A newly identified malware campaign exploits Microsoft’s Phone Link feature to capture SMS-based one-time passwords and other sensitive mobile data directly from Windows applications.
The exploit, which was first spotted by Cisco Talos in January 2026, involves a remote access trojan called CloudZ and a custom plugin called Pheno together that allows attackers to harvest credentials and capture authentication codes synced to a user’s smartphone, Talos researchers Alex Karkins and Chetan Raghuprasad wrote in a blog post.
“According to the CloudZ RAT and Pheno plugin functionality, this was intended to steal victims’ credentials and possible one-time passwords (OTPs),” the researchers wrote.
The attack does not target the mobile device itself. Instead, it uses a trust relationship between phones and Windows PCs by monitoring data displayed through the Phone Link app, the blog post said.
CloudZ “uses a custom Pheno plugin to hijack a fixed PC-to-phone bridge by exploiting the Microsoft Phone Link system, allowing the plugin to continue scanning active Phone Link processes and be able to receive sensitive mobile data such as SMS and OTPs without installing malware on the phone,” the Talos report said.
This process eliminates the need to compromise the mobile device itself, which researchers say makes the intervention more noticeable to corporate defenders.
It adds to the growing body of commercial attackers aiming to bypass SMS- and app-based MFA by extracting authentication codes from compromised Windows systems where mobile data is synced.

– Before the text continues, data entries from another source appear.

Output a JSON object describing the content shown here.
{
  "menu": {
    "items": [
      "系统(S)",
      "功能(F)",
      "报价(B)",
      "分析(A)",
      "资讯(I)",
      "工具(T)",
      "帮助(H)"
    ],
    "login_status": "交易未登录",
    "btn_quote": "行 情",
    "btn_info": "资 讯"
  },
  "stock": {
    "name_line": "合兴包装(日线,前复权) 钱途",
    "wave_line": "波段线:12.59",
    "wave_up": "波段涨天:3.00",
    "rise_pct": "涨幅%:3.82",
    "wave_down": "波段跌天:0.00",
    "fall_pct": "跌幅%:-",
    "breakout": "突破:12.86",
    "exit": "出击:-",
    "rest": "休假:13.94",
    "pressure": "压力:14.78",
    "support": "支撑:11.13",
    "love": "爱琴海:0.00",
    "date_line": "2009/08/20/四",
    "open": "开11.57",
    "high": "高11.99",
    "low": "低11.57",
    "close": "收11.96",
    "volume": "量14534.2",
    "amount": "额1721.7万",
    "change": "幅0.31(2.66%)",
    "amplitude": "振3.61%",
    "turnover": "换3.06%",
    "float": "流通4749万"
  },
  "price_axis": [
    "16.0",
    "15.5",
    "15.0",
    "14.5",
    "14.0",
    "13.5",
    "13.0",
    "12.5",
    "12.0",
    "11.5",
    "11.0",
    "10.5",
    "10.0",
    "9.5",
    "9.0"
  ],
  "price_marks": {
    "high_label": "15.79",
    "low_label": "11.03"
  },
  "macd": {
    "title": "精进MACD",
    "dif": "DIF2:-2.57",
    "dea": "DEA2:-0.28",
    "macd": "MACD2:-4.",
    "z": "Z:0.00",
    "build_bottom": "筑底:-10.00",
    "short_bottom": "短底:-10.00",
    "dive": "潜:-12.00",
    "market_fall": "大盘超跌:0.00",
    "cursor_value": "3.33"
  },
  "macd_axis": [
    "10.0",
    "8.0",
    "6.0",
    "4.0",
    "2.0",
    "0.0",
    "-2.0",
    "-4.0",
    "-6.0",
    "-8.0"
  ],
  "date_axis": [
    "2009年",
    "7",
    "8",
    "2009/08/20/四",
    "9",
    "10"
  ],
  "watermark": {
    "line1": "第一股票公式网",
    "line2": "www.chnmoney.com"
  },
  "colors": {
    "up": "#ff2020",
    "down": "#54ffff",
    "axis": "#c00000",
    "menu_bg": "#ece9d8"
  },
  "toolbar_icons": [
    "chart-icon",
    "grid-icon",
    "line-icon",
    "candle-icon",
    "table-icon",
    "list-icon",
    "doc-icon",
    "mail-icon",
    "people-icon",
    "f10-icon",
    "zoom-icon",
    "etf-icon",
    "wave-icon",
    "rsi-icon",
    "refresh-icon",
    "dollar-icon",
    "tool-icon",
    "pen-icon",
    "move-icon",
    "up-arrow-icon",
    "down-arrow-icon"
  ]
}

Microsoft did not immediately respond to a request for comment.
Phone Link Data becomes an attack surface
Microsoft Phone Link, formerly known as Your Phone, is a built-in Windows feature that connects a PC to a smartphone and displays messages, notifications, and calls on the desktop.
Pheno is designed to access Phone Link data stored locally on a Windows system. According to the advisory, an attacker using CloudZ “could access Phone Link’s SQLite database on the victim’s machine, potentially compromising SMS-based OTP messages and other authentication notification messages.”

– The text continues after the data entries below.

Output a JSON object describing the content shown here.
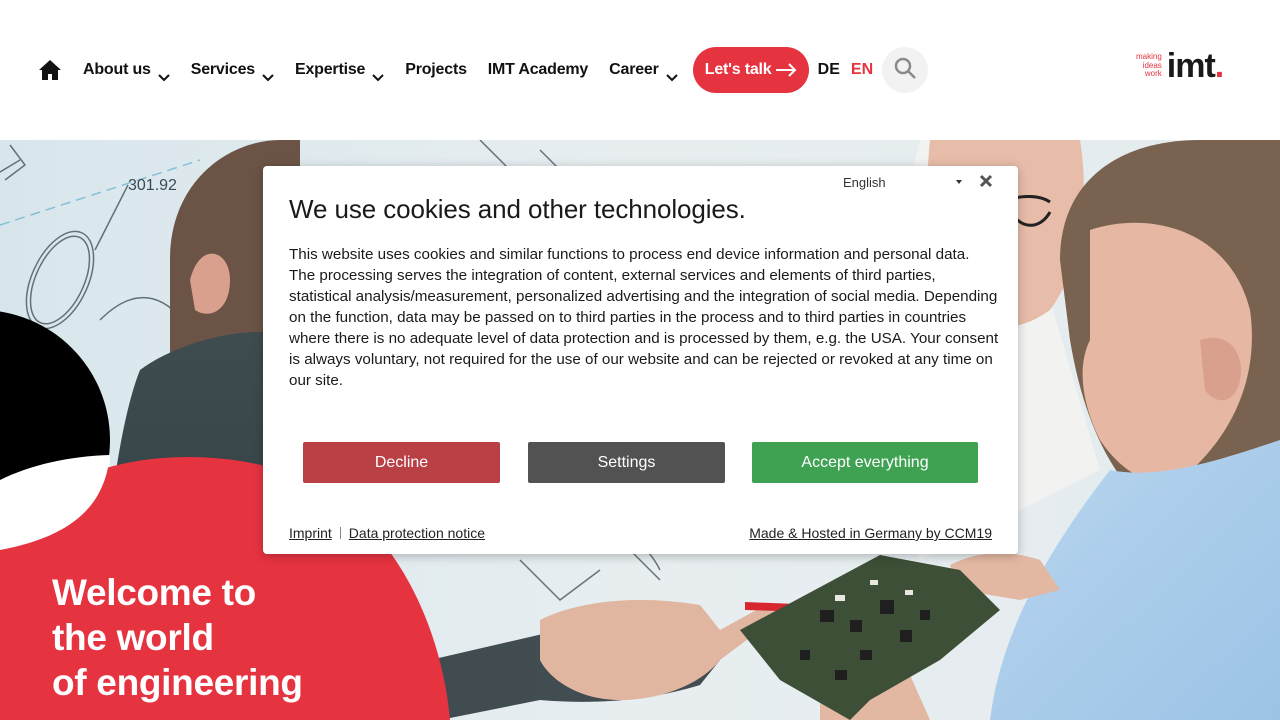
{
  "header": {
    "nav": [
      {
        "label": "About us",
        "has_dropdown": true
      },
      {
        "label": "Services",
        "has_dropdown": true
      },
      {
        "label": "Expertise",
        "has_dropdown": true
      },
      {
        "label": "Projects",
        "has_dropdown": false
      },
      {
        "label": "IMT Academy",
        "has_dropdown": false
      },
      {
        "label": "Career",
        "has_dropdown": true
      }
    ],
    "cta_label": "Let's talk",
    "languages": {
      "de": "DE",
      "en": "EN",
      "active": "EN"
    },
    "icons": {
      "home": "home-icon",
      "search": "search-icon",
      "cta_arrow": "arrow-right-icon",
      "dropdown": "chevron-down-icon"
    },
    "logo": {
      "tagline_1": "making",
      "tagline_2": "ideas",
      "tagline_3": "work",
      "word": "imt",
      "dot": "."
    }
  },
  "hero": {
    "title_line_1": "Welcome to",
    "title_line_2": "the world",
    "title_line_3": "of engineering",
    "drawing_label": "301.92"
  },
  "cookie_dialog": {
    "language_select": "English",
    "title": "We use cookies and other technologies.",
    "body": "This website uses cookies and similar functions to process end device information and personal data. The processing serves the integration of content, external services and elements of third parties, statistical analysis/measurement, personalized advertising and the integration of social media. Depending on the function, data may be passed on to third parties in the process and to third parties in countries where there is no adequate level of data protection and is processed by them, e.g. the USA. Your consent is always voluntary, not required for the use of our website and can be rejected or revoked at any time on our site.",
    "buttons": {
      "decline": "Decline",
      "settings": "Settings",
      "accept": "Accept everything"
    },
    "footer": {
      "imprint": "Imprint",
      "data_protection": "Data protection notice",
      "credit": "Made & Hosted in Germany by CCM19"
    }
  },
  "colors": {
    "brand_red": "#e63340",
    "decline": "#b94045",
    "settings": "#525252",
    "accept": "#3fa252",
    "search_bg": "#f2f2f2"
  }
}
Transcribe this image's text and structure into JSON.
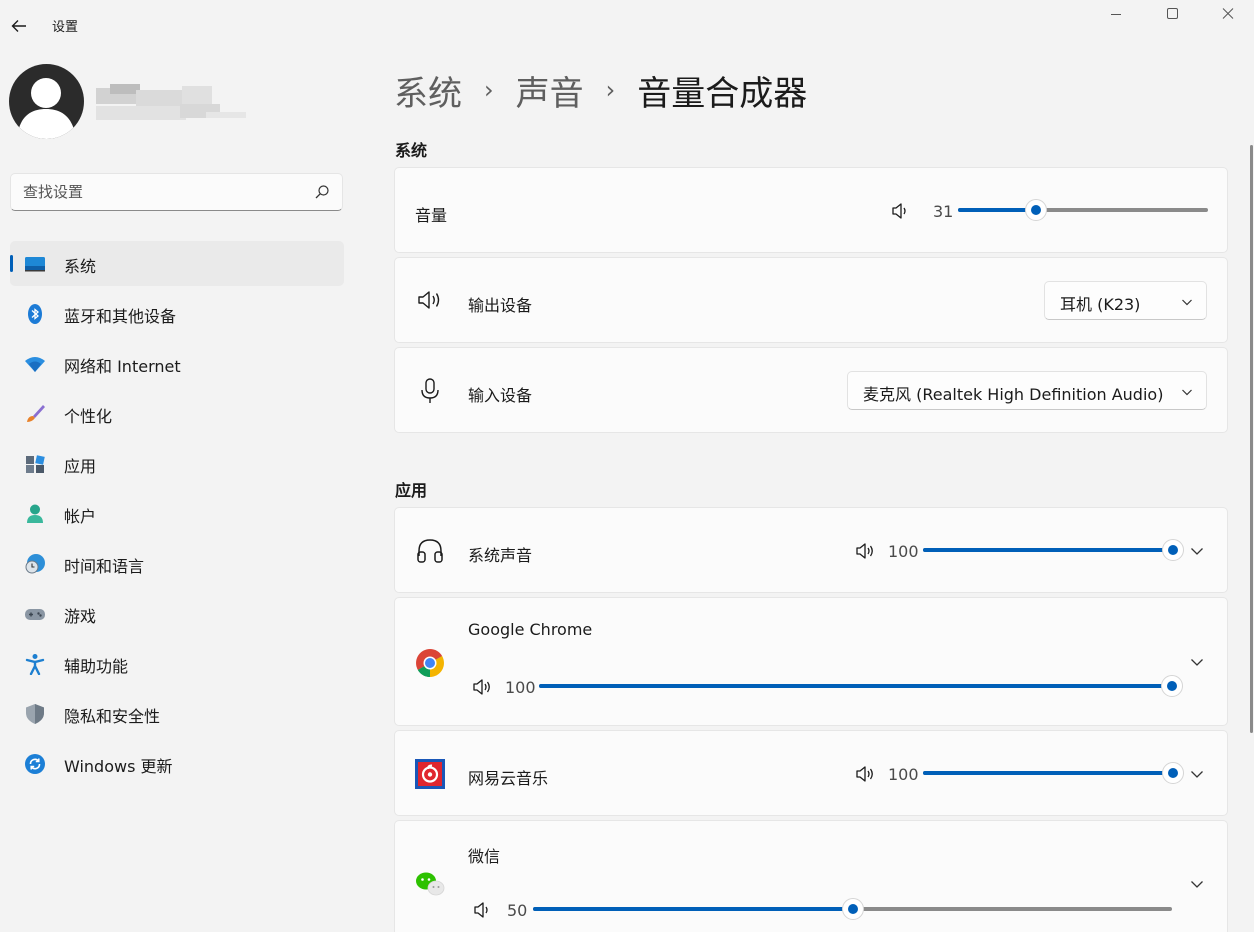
{
  "window": {
    "title": "设置"
  },
  "search": {
    "placeholder": "查找设置"
  },
  "sidebar": {
    "items": [
      {
        "label": "系统",
        "icon": "system-icon",
        "active": true
      },
      {
        "label": "蓝牙和其他设备",
        "icon": "bluetooth-icon"
      },
      {
        "label": "网络和 Internet",
        "icon": "network-icon"
      },
      {
        "label": "个性化",
        "icon": "brush-icon"
      },
      {
        "label": "应用",
        "icon": "apps-icon"
      },
      {
        "label": "帐户",
        "icon": "account-icon"
      },
      {
        "label": "时间和语言",
        "icon": "globe-clock-icon"
      },
      {
        "label": "游戏",
        "icon": "gamepad-icon"
      },
      {
        "label": "辅助功能",
        "icon": "accessibility-icon"
      },
      {
        "label": "隐私和安全性",
        "icon": "shield-icon"
      },
      {
        "label": "Windows 更新",
        "icon": "update-icon"
      }
    ]
  },
  "breadcrumb": {
    "level1": "系统",
    "level2": "声音",
    "current": "音量合成器",
    "separator": "›"
  },
  "system_section": {
    "title": "系统",
    "volume": {
      "label": "音量",
      "value": "31",
      "level": 0.31
    },
    "output": {
      "label": "输出设备",
      "selected": "耳机 (K23)"
    },
    "input": {
      "label": "输入设备",
      "selected": "麦克风 (Realtek High Definition Audio)"
    }
  },
  "apps_section": {
    "title": "应用",
    "apps": [
      {
        "name": "系统声音",
        "volume": "100",
        "level": 1.0,
        "icon": "headphones-icon"
      },
      {
        "name": "Google Chrome",
        "volume": "100",
        "level": 1.0,
        "icon": "chrome-icon"
      },
      {
        "name": "网易云音乐",
        "volume": "100",
        "level": 1.0,
        "icon": "netease-music-icon"
      },
      {
        "name": "微信",
        "volume": "50",
        "level": 0.5,
        "icon": "wechat-icon"
      }
    ]
  },
  "colors": {
    "accent": "#005fb8",
    "background": "#f3f3f3",
    "card": "#fbfbfb"
  }
}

Because this data resides at the end, this process shifts the risk from mobile devices to enterprise-managed Windows systems, potentially bypassing controls focused on detecting smartphones.
A multi-stage infection chain
The entry begins with an initial unknown vector, followed by the release of a malicious file disguised as a ScreenConnect update, Talos said.

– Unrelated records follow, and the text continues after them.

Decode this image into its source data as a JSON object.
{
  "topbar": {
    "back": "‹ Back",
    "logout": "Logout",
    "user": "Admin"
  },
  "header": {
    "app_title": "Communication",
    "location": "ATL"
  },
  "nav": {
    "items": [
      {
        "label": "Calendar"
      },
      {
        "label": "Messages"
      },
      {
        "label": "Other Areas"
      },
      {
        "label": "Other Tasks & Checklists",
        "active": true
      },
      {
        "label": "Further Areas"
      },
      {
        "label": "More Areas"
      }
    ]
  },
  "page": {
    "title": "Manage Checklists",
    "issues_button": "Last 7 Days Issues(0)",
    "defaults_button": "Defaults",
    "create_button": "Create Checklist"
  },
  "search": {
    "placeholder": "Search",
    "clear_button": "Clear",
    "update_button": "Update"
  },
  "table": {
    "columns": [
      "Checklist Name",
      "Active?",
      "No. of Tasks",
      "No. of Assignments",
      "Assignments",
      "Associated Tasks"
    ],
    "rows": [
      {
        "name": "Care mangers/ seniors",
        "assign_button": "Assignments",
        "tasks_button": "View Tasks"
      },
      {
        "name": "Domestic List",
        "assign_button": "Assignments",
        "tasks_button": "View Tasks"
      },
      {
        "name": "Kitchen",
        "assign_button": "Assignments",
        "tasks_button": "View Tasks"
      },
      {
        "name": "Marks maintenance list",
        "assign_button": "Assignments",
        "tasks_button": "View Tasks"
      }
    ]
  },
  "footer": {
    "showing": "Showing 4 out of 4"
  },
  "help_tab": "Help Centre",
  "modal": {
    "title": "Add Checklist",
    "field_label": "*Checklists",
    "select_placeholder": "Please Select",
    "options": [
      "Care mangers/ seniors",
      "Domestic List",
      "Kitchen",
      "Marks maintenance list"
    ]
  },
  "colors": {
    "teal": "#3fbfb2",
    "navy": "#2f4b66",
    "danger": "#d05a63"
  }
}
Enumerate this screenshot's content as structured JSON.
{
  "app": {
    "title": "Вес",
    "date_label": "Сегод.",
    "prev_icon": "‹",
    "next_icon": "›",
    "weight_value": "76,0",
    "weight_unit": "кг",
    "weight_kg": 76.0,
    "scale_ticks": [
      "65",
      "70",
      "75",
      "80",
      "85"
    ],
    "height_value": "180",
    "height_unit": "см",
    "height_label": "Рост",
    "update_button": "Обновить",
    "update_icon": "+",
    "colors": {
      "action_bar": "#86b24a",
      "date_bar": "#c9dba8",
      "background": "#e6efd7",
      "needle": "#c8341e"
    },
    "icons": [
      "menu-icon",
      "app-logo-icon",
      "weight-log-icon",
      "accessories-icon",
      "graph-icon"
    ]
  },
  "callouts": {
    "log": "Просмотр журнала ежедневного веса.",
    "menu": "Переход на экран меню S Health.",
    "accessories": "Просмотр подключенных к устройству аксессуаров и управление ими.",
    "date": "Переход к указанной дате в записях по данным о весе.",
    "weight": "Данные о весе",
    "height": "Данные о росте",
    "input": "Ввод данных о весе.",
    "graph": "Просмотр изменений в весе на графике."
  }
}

The first payload is a Rust-compiled loader that uses filenames like “systemupdates.exe,” which drops a .NET loader disguised as a text file into a system directory, the post said.
Persistence is established by a program called “SystemWindowsApis” that starts initially with elevated privileges using the official regasm.exe utility, the researchers wrote in a blog.
The .NET loader uses conflict checks and analysis before downloading CloudZ. It performs multiple checks to detect security tools and sandbox environments before executing a memory payload, the report said.
It “calculates the actual elapsed time of the sleep command to determine if it is being used in the analysis environment,” and scans tools such as Wireshark, Fiddler, Procmon, and Sysmon. “The .NET loader exits execution if these are found in the victim’s environment,” the blog post added.
The CloudZ download is then cleared from memory and executed, it says.
RAT enables credential theft and plugin delivery
CloudZ establishes an encrypted connection to the command and control server and supports a range of operations, including authentication harvesting, file operations, and remote command execution, Talos said.
The malware also retrieves secondary configuration data from infrastructure controlled by the attacker.
The Talos researchers wrote that the RAT downloads configuration data from remote servers and “extracts the C2 server’s IP address … and port number … establishing communication over TCP sockets.”
It also circumvents user-agent strings to associate its traffic with legitimate browser activity, the researchers noted.
The Pheno plugin monitors active device synchronization
The Pheno plugin is responsible for identifying active phone link sessions and enabling data termination.
“It scans all running processes for specific keywords such as ‘YourPhone,’ ‘PhoneExperienceHost,’ or ‘Connect to Windows,'” and writes the results to the environment, the report says.
The plugin then checks the credentials of the proxy connection used by Phone Link to transfer data between devices.
“The presence of a ‘proxy’ … indicates that the Phone Link channel is routing traffic through its relay channel,” the researchers wrote.
If such activity is detected, the plugin flags the system as connected, “allowing an attacker at the end … to be able to monitor SMS or OTP requests from the Phone Link application,” according to the report.
Talos released detection signatures and indicators of compromise, including malware hashes, monitoring and control infrastructure, and Snort rules related to the operation.
Cisco Talos didn’t say this job to a known dangerous actor.